[Solved] Cdefaultvaluevalidator Vs Beforesave

Hi,

I have a post table (model) which has several fields including author and createdDate. Field author and createdDate should be automatically set by the system. My current solution is to override beforeSave method.

However, upon reading this wiki model rules validation, I come up with an idea to use CDefaultValueValidator.




 array('createdDate', 'default', 'setOnEmpty' => true, 'value' => date('Y-m-d H:i:s')),

 array('author', 'default', 'setOnEmpty' => true, 'value' => Yii::app()->user->name),



However, it does not work. field createdDate and author are not yet filled with the default values.

Anyone can help?

Thank you in advance.

Daniel

I have found that the order of rules is important. I figured out that the author and createdDate were included in required validation as well so the error were raised before default validator executed.

My other problem is now with the lastModifiedDate. If I put on the beforeSave(), it would be as simple as checking !$this->isNewRecord.
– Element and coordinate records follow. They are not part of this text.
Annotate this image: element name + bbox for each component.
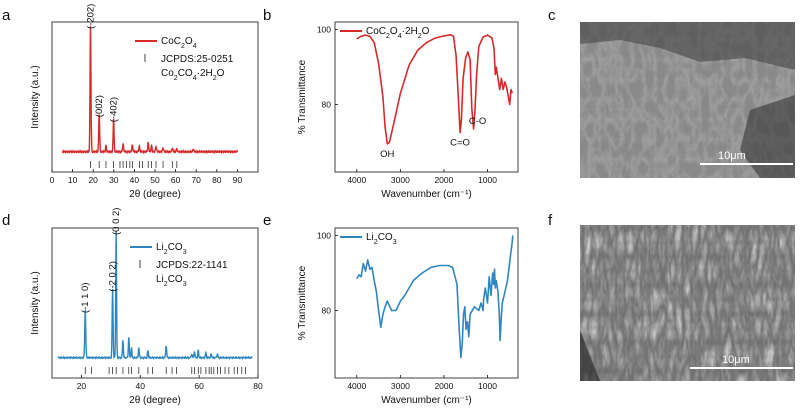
xrd-chart-cobalt-oxalate: 0 10 20 30 40 50 60 70 80 90 2θ (degree) Intensity … — [30, 4, 259, 200]
y-axis-label: Intensity (a.u.) — [30, 271, 41, 334]
peak-label: (-202) — [86, 4, 97, 29]
x-tick-label: 3000 — [391, 175, 410, 185]
series-line — [356, 235, 514, 359]
legend-label: Li2CO3 — [366, 232, 397, 246]
x-tick-label: 50 — [150, 175, 160, 185]
legend-reference-formula: Co2CO4·2H2O — [161, 68, 225, 82]
x-axis-label: 2θ (degree) — [129, 395, 181, 406]
peak-label: (002) — [94, 95, 105, 117]
y-tick-label: 100 — [317, 25, 331, 35]
x-tick-label: 0 — [50, 175, 55, 185]
x-tick-label: 1000 — [478, 175, 497, 185]
legend-reference-label: JCPDS:25-0251 — [161, 54, 234, 65]
x-tick-label: 3000 — [391, 381, 410, 391]
scale-bar-label-f: 10μm — [722, 354, 750, 366]
x-tick-label: 90 — [233, 175, 243, 185]
panel-letter-c: c — [548, 7, 556, 24]
x-tick-label: 10 — [68, 175, 78, 185]
panel-letter-f: f — [548, 212, 553, 229]
peak-label: (0 0 2) — [111, 208, 122, 235]
x-tick-label: 60 — [194, 381, 204, 391]
x-tick-label: 60 — [171, 175, 181, 185]
xrd-chart-lithium-carbonate: 20 40 60 80 2θ (degree) Intensity (a.u.) (-1 1… — [30, 208, 263, 406]
y-tick-label: 80 — [322, 100, 332, 110]
legend-reference-formula: Li2CO3 — [156, 274, 187, 288]
x-tick-label: 70 — [191, 175, 201, 185]
legend-label: CoC2O4·2H2O — [366, 26, 430, 40]
y-axis-label: % Transmittance — [297, 265, 308, 340]
x-tick-label: 40 — [136, 381, 146, 391]
x-tick-label: 80 — [253, 381, 263, 391]
series-line — [61, 26, 239, 155]
y-tick-label: 100 — [317, 231, 331, 241]
series-line — [356, 33, 514, 145]
band-label: C=O — [450, 138, 470, 149]
plot-frame — [51, 227, 259, 379]
y-axis-label: Intensity (a.u.) — [30, 65, 41, 128]
y-axis-label: % Transmittance — [297, 59, 308, 134]
x-tick-label: 4000 — [347, 381, 366, 391]
scale-bar-label-c: 10μm — [718, 150, 746, 162]
x-tick-label: 1000 — [478, 381, 497, 391]
x-axis-label: 2θ (degree) — [129, 189, 181, 200]
band-label: OH — [380, 149, 394, 160]
plot-frame — [334, 227, 519, 379]
series-line — [57, 231, 253, 360]
plot-frame — [334, 21, 519, 173]
panel-letter-e: e — [263, 212, 271, 229]
ftir-chart-lithium-carbonate: 4000 3000 2000 1000 80 100 Wavenumber (cm⁻¹) % … — [297, 227, 519, 406]
legend-label: CoC2O4 — [161, 36, 197, 50]
ftir-chart-cobalt-oxalate: 4000 3000 2000 1000 80 100 Wavenumber (cm⁻¹) % … — [297, 21, 519, 200]
panel-letter-b: b — [263, 7, 271, 24]
x-tick-label: 80 — [212, 175, 222, 185]
sem-image-f: 10μm — [580, 225, 795, 381]
x-axis-label: Wavenumber (cm⁻¹) — [381, 189, 471, 200]
x-tick-label: 2000 — [434, 381, 453, 391]
y-tick-label: 80 — [322, 306, 332, 316]
x-tick-label: 20 — [77, 381, 87, 391]
legend-label: Li2CO3 — [156, 242, 187, 256]
x-tick-label: 20 — [88, 175, 98, 185]
peak-label: (-2 0 2) — [108, 261, 119, 292]
x-tick-label: 4000 — [347, 175, 366, 185]
peak-label: (-402) — [109, 97, 120, 122]
x-tick-label: 40 — [130, 175, 140, 185]
panel-letter-d: d — [2, 212, 10, 229]
x-tick-label: 30 — [109, 175, 119, 185]
x-axis-label: Wavenumber (cm⁻¹) — [381, 395, 471, 406]
x-tick-label: 2000 — [434, 175, 453, 185]
legend-reference-label: JCPDS:22-1141 — [156, 260, 228, 271]
panel-letter-a: a — [2, 7, 11, 24]
band-label: C-O — [469, 116, 486, 127]
sem-image-c: 10μm — [580, 22, 795, 178]
peak-label: (-1 1 0) — [80, 282, 91, 313]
However, i have no idea on how to do as rule.

Anyone have a clue?

What’s about using scenarios?


array('lastModifiedDate', 'default', 'setOnEmpty' => false, 'value' => date('Y-m-d H:i:s'), 'on' => 'update'),

Hi Joblo,

Thank you for your quick replied and valuable suggestion.

Please help me in understanding scenario on rules validation:

  1. If I have scenario ‘update’, I have to do this in actionUpdate



$model = $this->loadModel($id);

$model->scenario = 'update';



  1. How about other validations? I am not quite understand, do other validations that have no ‘on’ scenario will be executed (validated) as well? Compare to if have ‘on’ clause will only validate for that scenario?

Cheers,

Daniel

You do not need to explicitly set the "insert" and "update" scenarios. These are default scenarios set by the Yii framework: if an ActiveRecord was loaded (e.g. findByPK, …) then it has the "update" scenario; if it was created with the new keyword, then it has the "insert" scenario.

Any validation rules without "on", will be tried regardless of the current scenario.

By the way, I have tackled the adding of auditing attributes differently. Yii comes with a CTimestampBehavior. This can be extended to include other audit attributes, such as your "author".

Here is how it looks like in my case, with 2 extra audit attributes:


class AuditBehavior extends CTimestampBehavior

{

    public $createUserAttribute = "createuserid";

    public $updateUserAttribute = "updateuserid";

    

    /* overrule defaults from CTimestampBehavior */

    public $createAttribute = 'createtime';

    public $updateAttribute = 'updatetime';


    public function beforeSave($event) {

        $this->setUpdateOnCreate = true;


        parent::beforeSave($event);


        if (!Yii::app()->user->isGuest) {

            if ($this->getOwner()->getIsNewRecord() && ($this->createUserAttribute !== null)) {

                $this->getOwner()->{$this->createUserAttribute} = Yii::app()->user->id;

            }

            if ((!$this->getOwner()->getIsNewRecord() || $this->setUpdateOnCreate) && ($this->updateUserAttribute !== null)) {

                $this->getOwner()->{$this->updateUserAttribute} = Yii::app()->user->id;

            }

        }

    }

}

Then in your model (or in the base class of your models if you want this audit functionality everywhere), attach the behavior like this:


    public function init() {

        parent::init();


        $this->attachBehavior("Audit", "AuditBehavior");

    }

Thanks a lot Tom. You gave me the better solution.